A faulty electrical connection between two of the accelerator's magnets is seen as the most likely cause of a large helium leak in sector 3-4 of the LHC tunnel Friday, Sept. 19. Before scientists can pinpoint the cause, they need to bring the section to room temperature and open the magnets involved for inspection, a process that takes three or four weeks. The superconducting electromagnets in the accelerator require liquid helium to keep them cool enough to operate, and helium becomes a liquid only at temperatures near absolute zero.
The time necessary for the investigation and repairs will be run into CERN's obligatory winter maintenance period, when the facility normally shuts down for repairs and updates, so restarting the accelerator will move to early spring 2009, officials said, after which will follow the generating of LHC beams.
"Particle accelerators such as the LHC are unique machines, built at the cutting edge of technology. Each is its own prototype, and teething troubles at the startup phase are therefore always possible," CERN said in a press release.
“The LHC is a very complex instrument, huge in scale and pushing technological limits in many areas,” said Peter Limon, who was responsible for commissioning the world’s first large-scale superconducting accelerator, the Tevatron at Fermilab on Long Island. “Events occur from time to time that temporarily stop operations, for shorter or longer periods, especially during the early phases.”
"I am confident that our colleagues at CERN will solve the problem speedily and we will continue to support them as much as we can," said Albrecht Wagner, director of Germany's DESY, home of the HERA superconducting particle accelerator, which ran from 1992 to 2007.

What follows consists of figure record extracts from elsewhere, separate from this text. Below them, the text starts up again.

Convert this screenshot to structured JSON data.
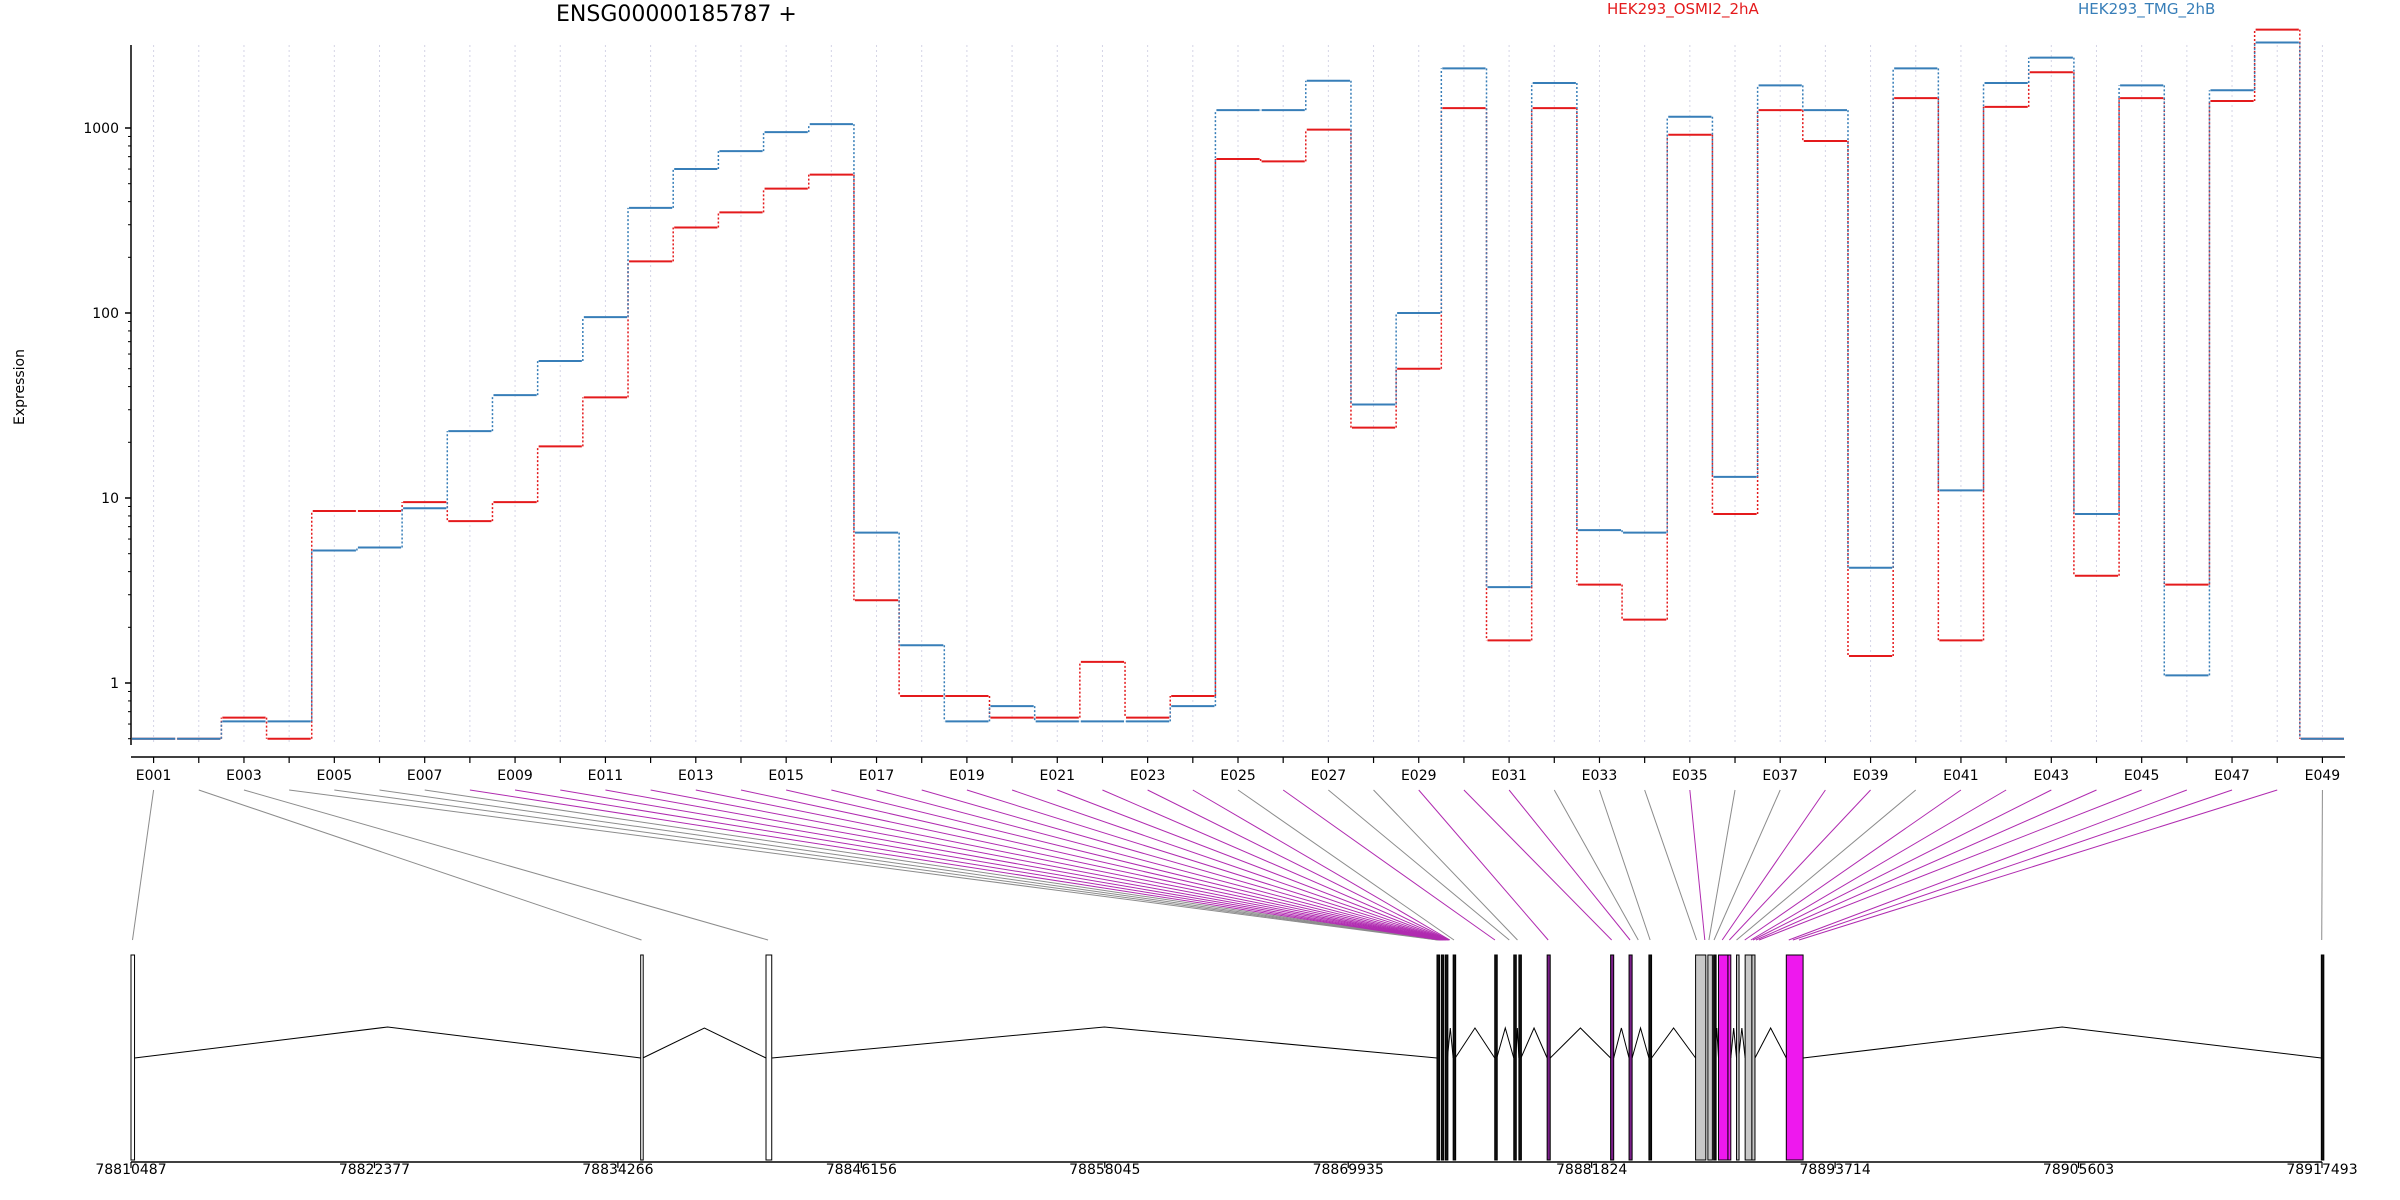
{
  "chart_data": {
    "type": "line",
    "title": "ENSG00000185787 +",
    "ylabel": "Expression",
    "xlabel": "",
    "yscale": "log",
    "ylim": [
      0.5,
      4000
    ],
    "yticks": [
      1,
      10,
      100,
      1000
    ],
    "ytick_labels": [
      "1",
      "10",
      "100",
      "1000"
    ],
    "grid": "vertical dashed at each exon",
    "legend_position": "top",
    "categories": [
      "E001",
      "E002",
      "E003",
      "E004",
      "E005",
      "E006",
      "E007",
      "E008",
      "E009",
      "E010",
      "E011",
      "E012",
      "E013",
      "E014",
      "E015",
      "E016",
      "E017",
      "E018",
      "E019",
      "E020",
      "E021",
      "E022",
      "E023",
      "E024",
      "E025",
      "E026",
      "E027",
      "E028",
      "E029",
      "E030",
      "E031",
      "E032",
      "E033",
      "E034",
      "E035",
      "E036",
      "E037",
      "E038",
      "E039",
      "E040",
      "E041",
      "E042",
      "E043",
      "E044",
      "E045",
      "E046",
      "E047",
      "E048",
      "E049"
    ],
    "xtick_labels": [
      "E001",
      "E003",
      "E005",
      "E007",
      "E009",
      "E011",
      "E013",
      "E015",
      "E017",
      "E019",
      "E021",
      "E023",
      "E025",
      "E027",
      "E029",
      "E031",
      "E033",
      "E035",
      "E037",
      "E039",
      "E041",
      "E043",
      "E045",
      "E047",
      "E049"
    ],
    "series": [
      {
        "name": "HEK293_OSMI2_2hA",
        "color": "#e41a1c",
        "values": [
          0.5,
          0.5,
          0.65,
          0.5,
          8.5,
          8.5,
          9.5,
          7.5,
          9.5,
          19,
          35,
          190,
          290,
          350,
          470,
          560,
          2.8,
          0.85,
          0.85,
          0.65,
          0.65,
          1.3,
          0.65,
          0.85,
          680,
          660,
          980,
          24,
          50,
          1280,
          1.7,
          1280,
          3.4,
          2.2,
          920,
          8.2,
          1250,
          850,
          1.4,
          1450,
          1.7,
          1300,
          2000,
          3.8,
          1450,
          3.4,
          1400,
          3400,
          0.5
        ]
      },
      {
        "name": "HEK293_TMG_2hB",
        "color": "#377eb8",
        "values": [
          0.5,
          0.5,
          0.62,
          0.62,
          5.2,
          5.4,
          8.8,
          23,
          36,
          55,
          95,
          370,
          600,
          750,
          950,
          1050,
          6.5,
          1.6,
          0.62,
          0.75,
          0.62,
          0.62,
          0.62,
          0.75,
          1250,
          1250,
          1800,
          32,
          100,
          2100,
          3.3,
          1750,
          6.7,
          6.5,
          1150,
          13,
          1700,
          1250,
          4.2,
          2100,
          11,
          1750,
          2400,
          8.2,
          1700,
          1.1,
          1600,
          2900,
          0.5
        ]
      }
    ],
    "gene_model": {
      "coordinate_labels": [
        "78810487",
        "78822377",
        "78834266",
        "78846156",
        "78858045",
        "78869935",
        "78881824",
        "78893714",
        "78905603",
        "78917493"
      ],
      "exons": [
        {
          "start": 78810487,
          "end": 78810660,
          "color": "white"
        },
        {
          "start": 78835380,
          "end": 78835480,
          "color": "white"
        },
        {
          "start": 78841500,
          "end": 78841780,
          "color": "white"
        },
        {
          "start": 78874270,
          "end": 78874380,
          "color": "black"
        },
        {
          "start": 78874480,
          "end": 78874580,
          "color": "black"
        },
        {
          "start": 78874680,
          "end": 78874780,
          "color": "black"
        },
        {
          "start": 78875060,
          "end": 78875160,
          "color": "black"
        },
        {
          "start": 78877090,
          "end": 78877190,
          "color": "black"
        },
        {
          "start": 78878020,
          "end": 78878120,
          "color": "black"
        },
        {
          "start": 78878270,
          "end": 78878370,
          "color": "black"
        },
        {
          "start": 78879650,
          "end": 78879800,
          "color": "purple"
        },
        {
          "start": 78882750,
          "end": 78882900,
          "color": "purple"
        },
        {
          "start": 78883650,
          "end": 78883800,
          "color": "purple"
        },
        {
          "start": 78884620,
          "end": 78884750,
          "color": "black"
        },
        {
          "start": 78886900,
          "end": 78887400,
          "color": "grey"
        },
        {
          "start": 78887500,
          "end": 78887720,
          "color": "grey"
        },
        {
          "start": 78887780,
          "end": 78887850,
          "color": "black"
        },
        {
          "start": 78888020,
          "end": 78888480,
          "color": "magenta"
        },
        {
          "start": 78888480,
          "end": 78888620,
          "color": "magenta"
        },
        {
          "start": 78888900,
          "end": 78889000,
          "color": "grey"
        },
        {
          "start": 78889320,
          "end": 78889650,
          "color": "grey"
        },
        {
          "start": 78889650,
          "end": 78889800,
          "color": "grey"
        },
        {
          "start": 78891330,
          "end": 78892150,
          "color": "magenta"
        },
        {
          "start": 78917460,
          "end": 78917493,
          "color": "black"
        }
      ],
      "exon_bin_targets": [
        78810560,
        78835420,
        78841600,
        78874300,
        78874330,
        78874360,
        78874390,
        78874420,
        78874450,
        78874480,
        78874510,
        78874540,
        78874570,
        78874600,
        78874630,
        78874660,
        78874690,
        78874720,
        78874750,
        78874780,
        78874810,
        78874840,
        78874870,
        78874900,
        78875100,
        78877100,
        78877800,
        78878200,
        78879700,
        78882800,
        78883700,
        78884100,
        78884680,
        78886950,
        78887350,
        78887550,
        78887800,
        78888200,
        78888550,
        78888900,
        78889300,
        78889600,
        78889700,
        78889850,
        78890000,
        78891450,
        78891650,
        78891950,
        78917480
      ],
      "bin_highlight": [
        false,
        false,
        false,
        false,
        false,
        false,
        false,
        true,
        true,
        true,
        true,
        true,
        true,
        true,
        true,
        true,
        true,
        true,
        true,
        true,
        true,
        true,
        true,
        true,
        false,
        true,
        false,
        false,
        true,
        true,
        true,
        false,
        false,
        false,
        true,
        false,
        false,
        true,
        true,
        false,
        true,
        true,
        true,
        true,
        true,
        true,
        true,
        true,
        false
      ]
    }
  }
}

The LHC is expected to reveal a world of unknown particles, and LHC experiments could explain why those particles exist and behave as they do. They could reveal the origins of mass, shed light on dark matter, uncover hidden symmetries of the universe and possibly find extra dimensions of space. Its 17-mile racetrack for accelerating and colliding particles at nearly light speed is located deep underground near Geneva, Switzerland, and straddles the Swiss and French borders. It cost more than $8 billion to build.